Denn kaum war die zweite Halbzeit angepfiffen, legte Lujan wieder los. In der 50. Minute drückte er einen scharfen Pass von Ingo Zabaleta über die Linie - 3:1. Stuttgart jubelte, Mislintat ballte die Faust. Aber Pforzheim weigerte sich, brav das Drehbuch zu erfüllen. Wieder war es Jannick Richter, der in der 64. Minute zuschlug - erneut nach Vorarbeit von Yannick Max. Der Mann mit der Rückennummer 2 hatte zu diesem Zeitpunkt schon Gelb gesehen und sollte später noch eine tragische Figur werden.

Denn während Stuttgart weiter anrannte, hielt Pforzheim tapfer dagegen. Felix Bayer verkürzte in der 79. Minute nach Vorlage von Ben Brinkmann auf 4:3, nachdem Lujan kurz zuvor (76.) sein drittes Tor des Abends erzielt hatte - vorbereitet von Carl Derlei, der nach dem Spiel meinte: "Ich hab ihm den Ball hingelegt, und der Rest war Routine. Vielleicht sollte ich auch mal so schießen können."

Das Spiel wurde hektisch, die Zweikämpfe härter. In der 88. Minute flog Pforzheims Yannick Max nach Gelb-Rot vom Platz - ausgerechnet der Mann, der zwei Vorlagen gegeben hatte. "Ich hab nur laut geatmet", verteidigte er sich später mit einem bitteren Lächeln. Kaufmann hingegen war weniger amüsiert: "Wir haben uns selbst geschwächt. Aber wenn du mit langen Bällen spielen willst und der Rechtsverteidiger fliegt, dann wird’s halt schwierig."

Die Schlussminuten waren purer Nervenkitzel. Stuttgart zog sich zurück, wechselte Lujan aus ("Ich konnte nicht mehr laufen, aber das war’s wert", grinste er in der Mixed Zone). Mislintat brachte Carles Herreros, um die linke Seite zu stabilisieren - und stellte auf "Pressing? Jetzt erst recht!" um.
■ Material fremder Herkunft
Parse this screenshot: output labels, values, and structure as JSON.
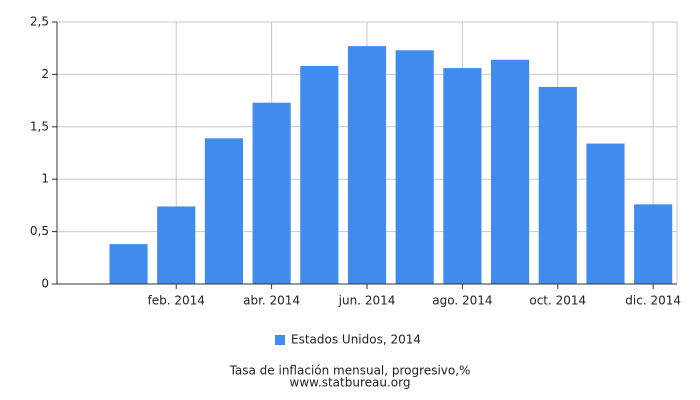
{
  "chart_data": {
    "type": "bar",
    "title": "Tasa de inflación mensual, progresivo,%",
    "source": "www.statbureau.org",
    "categories": [
      null,
      "feb. 2014",
      null,
      "abr. 2014",
      null,
      "jun. 2014",
      null,
      "ago. 2014",
      null,
      "oct. 2014",
      null,
      "dic. 2014"
    ],
    "series": [
      {
        "name": "Estados Unidos, 2014",
        "color": "#428bee",
        "values": [
          0.38,
          0.74,
          1.39,
          1.73,
          2.08,
          2.27,
          2.23,
          2.06,
          2.14,
          1.88,
          1.34,
          0.76
        ]
      }
    ],
    "ylim": [
      0,
      2.5
    ],
    "yticks": [
      0,
      {
        "value": 0.5,
        "label": "0,5"
      },
      1,
      {
        "value": 1.5,
        "label": "1,5"
      },
      2,
      {
        "value": 2.5,
        "label": "2,5"
      }
    ],
    "grid": true
  }
}
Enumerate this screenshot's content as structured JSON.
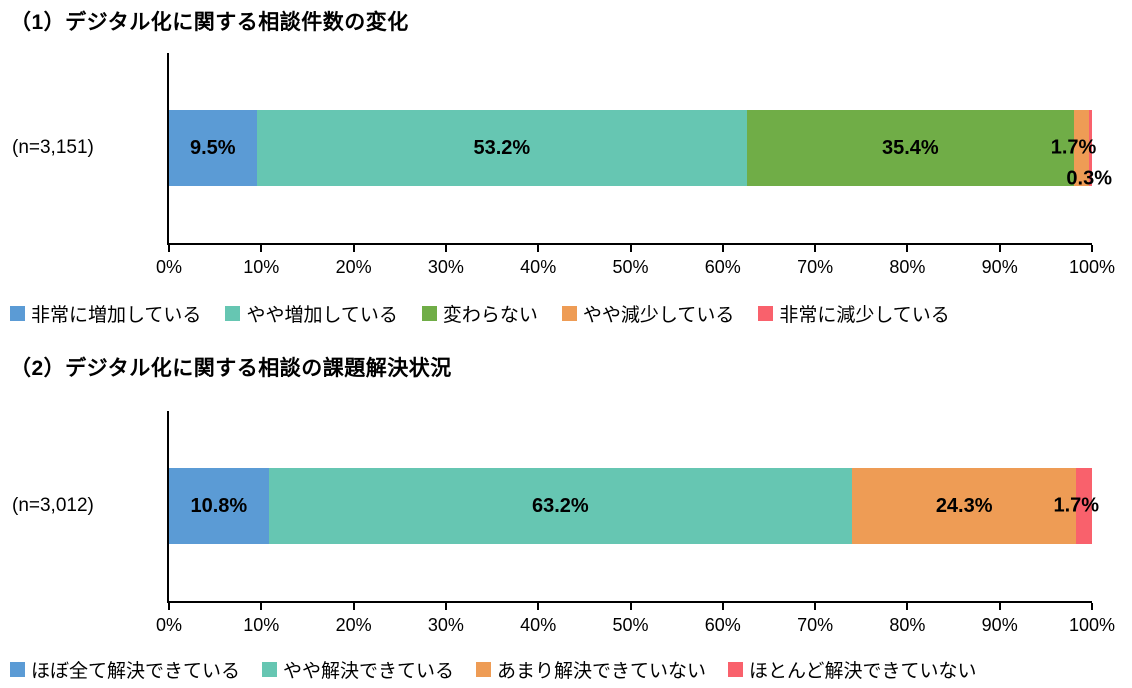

Pforzheim rannte an, doch Torhüter Gabriel Greenwald hielt mit zwei Paraden in der Nachspielzeit den Sieg fest.

Statistisch gesehen war es ein ausgeglichenes Spiel: 52,5 Prozent Ballbesitz für Stuttgart, 47,5 für Pforzheim; 14 zu 10 Torschüsse. Die besseren Nerven und der treffsichere Lujan gaben am Ende den Ausschlag.

"Wenn wir jedes Spiel so gewinnen, brauche ich bald einen Herzarzt im Trainerteam", witzelte Mislintat nach dem Schlusspfiff. Auf der anderen Seite fasste es Kaufmann trocken zusammen: "Wir haben vier Tore kassiert, aber immerhin keins geschenkt. Das ist ja auch was."

So endete ein packender Fußballabend mit einem 4:3, das in Stuttgart wohl noch lange für Gesprächsstoff sorgen wird - und bei den Pforzheimern vermutlich für eine etwas längere Videoanalyse am Montagmorgen.

Oder wie ein älterer Fan auf der Tribüne beim Abpfiff murmelte: "Wenn das so weitergeht, kauf ich mir demnächst Beruhigungstee statt Bier."